Direct file mutation is allowed for the framework and domains fields. Mutating orgId, projectName, createdAt, or owner from inside the workspace is forbidden — those are immutable once stamped. The back-fill route enforces this.

Why an env-var copy too

The same values are also imprinted into the agent's environment as APPMINT_ORG_ID, APPMINT_PROJECT_NAME, APPMINT_USER_EMAIL, and APPMINT_TOKEN (the builder's JWT — see actors and auth). The agent can read either source — the file or the env vars — but never guesses. The duplication is intentional: env vars are authoritative when the agent runs in a constrained subprocess; the file is authoritative when a tool inspects the workspace from outside.

Mutation rules

The agent's instructions (AI-INSTRUCTIONS.md § 1) make this explicit. To recap:

  • Allowed to update: framework, domains, updatedAt.
  • Forbidden to update: orgId, projectName, owner, createdAt, schemaVersion.

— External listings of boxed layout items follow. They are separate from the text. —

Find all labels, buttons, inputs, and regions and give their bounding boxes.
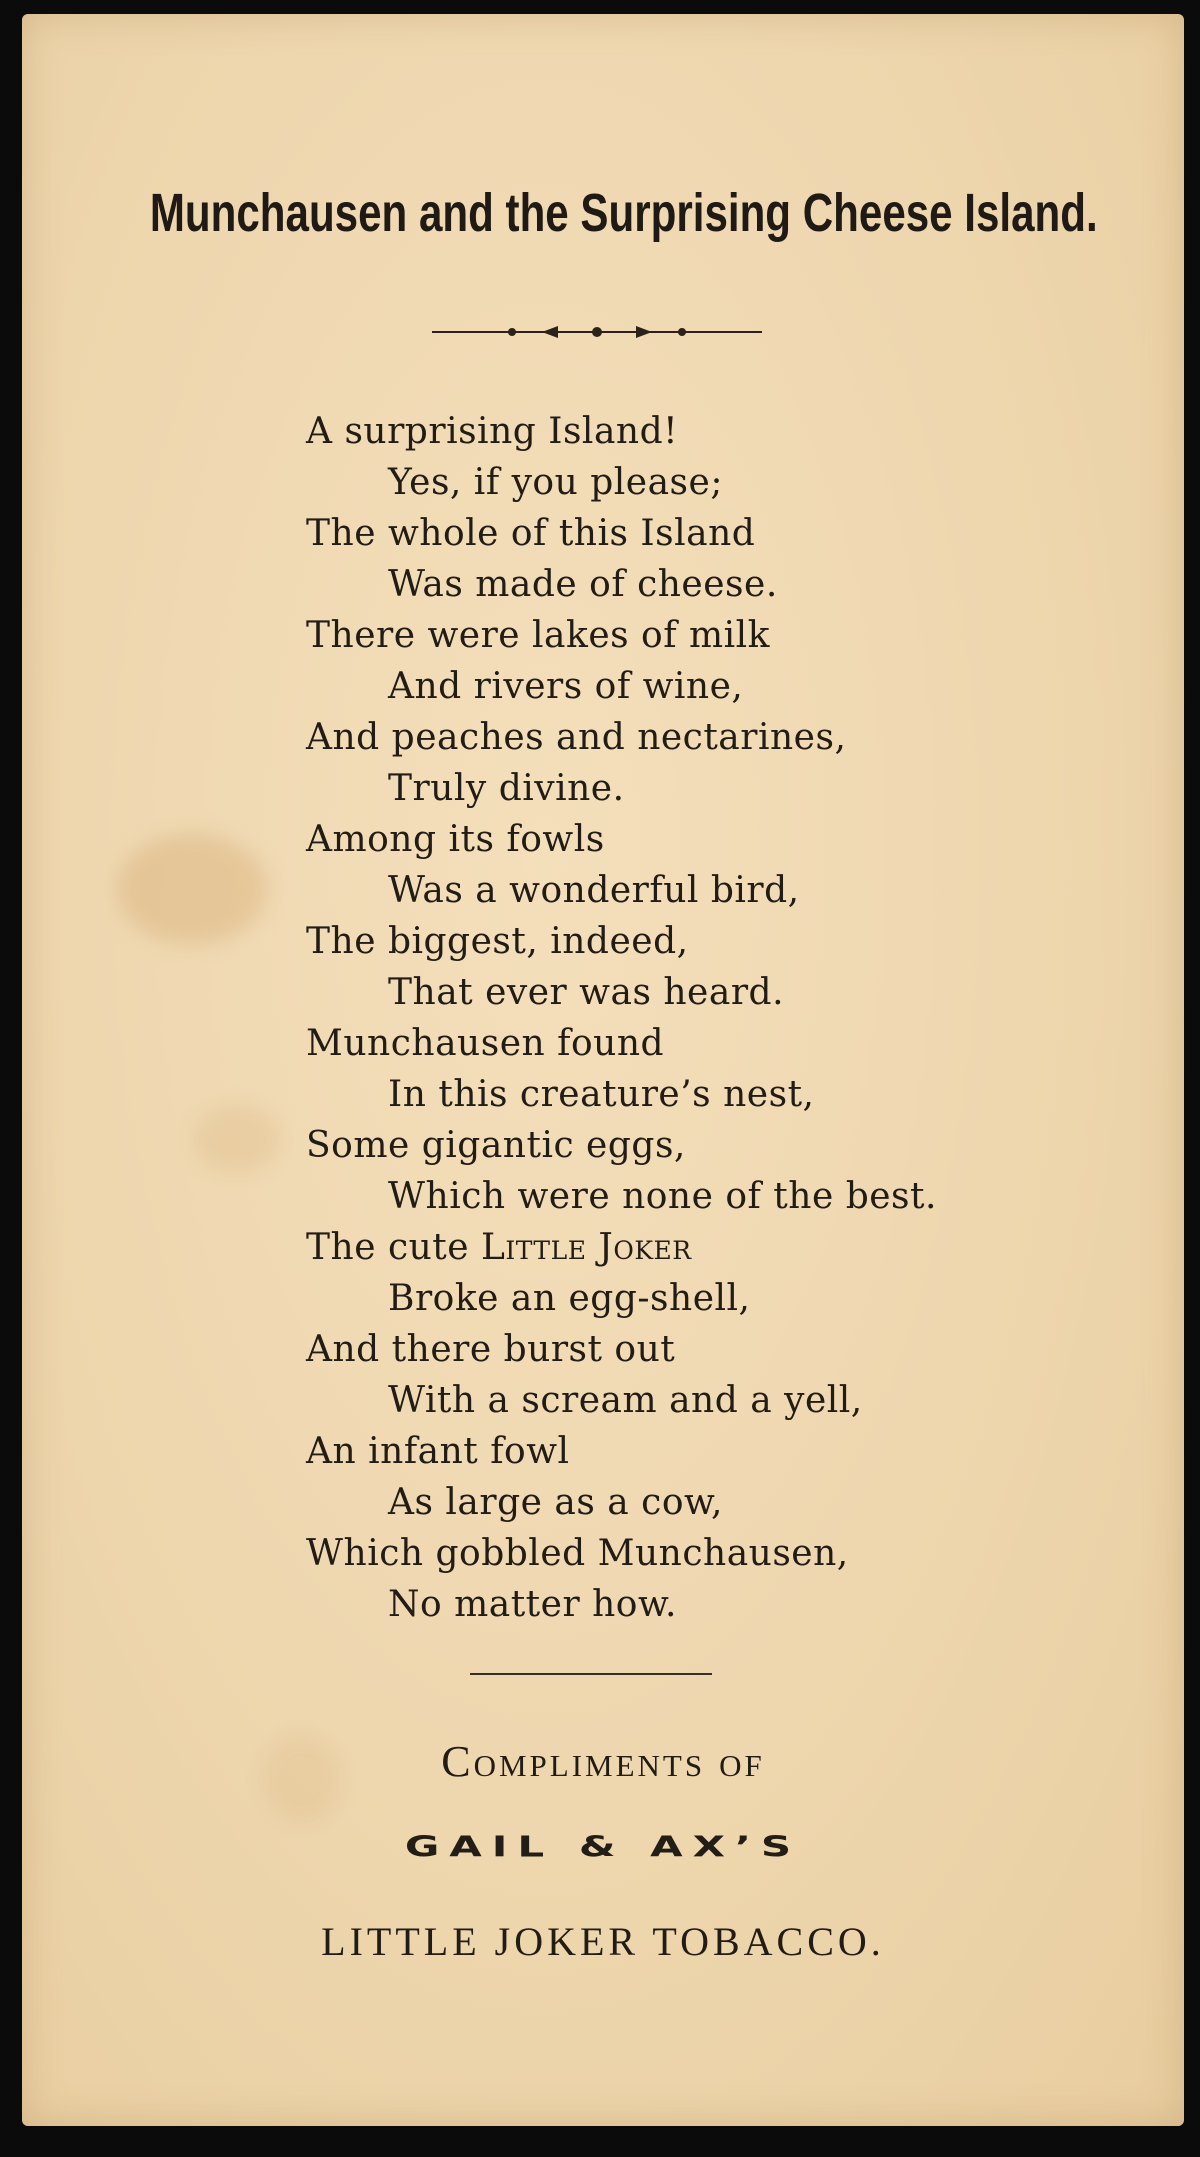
poem-line bbox=[306, 865, 937, 916]
stain-mark bbox=[117, 834, 267, 944]
poem-line bbox=[306, 1018, 937, 1069]
ornament-divider bbox=[432, 320, 762, 344]
poem-line bbox=[306, 1579, 937, 1630]
poem-line-text: Truly divine. bbox=[388, 768, 625, 809]
poem-line-text: The biggest, indeed, bbox=[306, 921, 689, 962]
poem-line-text: Which gobbled Munchausen, bbox=[306, 1533, 849, 1574]
poem-line bbox=[306, 916, 937, 967]
poem-line-text: The cute bbox=[306, 1227, 482, 1268]
poem-line bbox=[306, 763, 937, 814]
poem-line-text: No matter how. bbox=[388, 1584, 677, 1625]
poem-line bbox=[306, 559, 937, 610]
poem-line-text: Munchausen found bbox=[306, 1023, 665, 1064]
poem-line bbox=[306, 457, 937, 508]
poem-line bbox=[306, 1528, 937, 1579]
poem bbox=[306, 406, 937, 1630]
poem-line-text: An infant fowl bbox=[306, 1431, 570, 1472]
poem-line bbox=[306, 610, 937, 661]
poem-line-text: Some gigantic eggs, bbox=[306, 1125, 686, 1166]
poem-line-text: The whole of this Island bbox=[306, 513, 756, 554]
stain-mark bbox=[192, 1104, 282, 1174]
poem-line-text: There were lakes of milk bbox=[306, 615, 770, 656]
poem-line-text: Little Joker bbox=[481, 1227, 692, 1268]
poem-line-text: And there burst out bbox=[306, 1329, 676, 1370]
poem-line-text: Among its fowls bbox=[306, 819, 605, 860]
poem-line bbox=[306, 967, 937, 1018]
card-title: Munchausen and the Surprising Cheese Island. bbox=[149, 183, 1098, 243]
poem-line bbox=[306, 712, 937, 763]
product-name: LITTLE JOKER TOBACCO. bbox=[321, 1919, 885, 1964]
poem-line bbox=[306, 1120, 937, 1171]
poem-line bbox=[306, 814, 937, 865]
poem-line-text: And peaches and nectarines, bbox=[306, 717, 847, 758]
poem-line-text: As large as a cow, bbox=[388, 1482, 724, 1523]
poem-line-text: Was made of cheese. bbox=[388, 564, 778, 605]
brand-name: GAIL & AX’S bbox=[404, 1829, 802, 1864]
poem-line bbox=[306, 1273, 937, 1324]
poem-line bbox=[306, 1171, 937, 1222]
poem-line bbox=[306, 406, 937, 457]
section-divider bbox=[470, 1673, 712, 1675]
poem-line bbox=[306, 661, 937, 712]
poem-line bbox=[306, 1222, 937, 1273]
poem-line-text: Broke an egg-shell, bbox=[388, 1278, 751, 1319]
poem-line-text: In this creature’s nest, bbox=[388, 1074, 815, 1115]
poem-line-text: With a scream and a yell, bbox=[388, 1380, 863, 1421]
poem-line bbox=[306, 1375, 937, 1426]
poem-line-text: Was a wonderful bird, bbox=[388, 870, 800, 911]
poem-line bbox=[306, 508, 937, 559]
poem-line bbox=[306, 1477, 937, 1528]
poem-line-text: Which were none of the best. bbox=[388, 1176, 937, 1217]
poem-line-text: That ever was heard. bbox=[388, 972, 785, 1013]
poem-line bbox=[306, 1426, 937, 1477]
poem-line-text: And rivers of wine, bbox=[388, 666, 744, 707]
compliments-text: Compliments of bbox=[441, 1737, 765, 1786]
poem-line bbox=[306, 1324, 937, 1375]
poem-line-text: A surprising Island! bbox=[306, 411, 679, 452]
poem-line-text: Yes, if you please; bbox=[388, 462, 723, 503]
poem-line bbox=[306, 1069, 937, 1120]
trade-card bbox=[22, 14, 1184, 2126]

Tools that need to mutate the allowed fields go through projectIdentityService.update(...) rather than rewriting the file directly. The service:

  1. Reads the current file.
  2. Validates the patch (rejects forbidden field changes).
  3. Writes atomically (write-temp + rename).
  4. Bumps updatedAt.

Reading the file from your own code

If you're building a tool that runs in a workspace and needs the identity:

import fs from 'node:fs/promises';
import path from 'node:path';

const file = path.join(process.cwd(), '.vibe', 'project.json');
const identity = JSON.parse(await fs.readFile(file, 'utf-8'));
console.log(identity.orgId, identity.projectName);

Or pull from environment, which is faster and avoids the read on every turn:

const orgId = process.env.APPMINT_ORG_ID;
const projectName = process.env.APPMINT_PROJECT_NAME;

What happens if it's missing

For workspaces that pre-date the identity model, hitting any agent turn triggers a back-fill via projectIdentityService.ensure(...). The service infers orgId and projectName from the workspace path (workspaces/<orgId>/<projectName>/) and stamps the file with owner: null. The owner is filled in next time the studio opens the workspace with the builder's session.

Security implications

Because every AppMint call uses orgId as the tenancy boundary, getting the wrong orgId into the file is a tenancy leak. session-manager enforces this in two ways:

  1. The workspace folder is scoped under workspaces/<orgId>/<projectName>/. Path traversal guards in src/routes/index.ts reject any projectName that escapes the org folder.
  2. projectIdentityService.ensure(...) writes the orgId from the route param, not from the request body for fields that already exist on disk.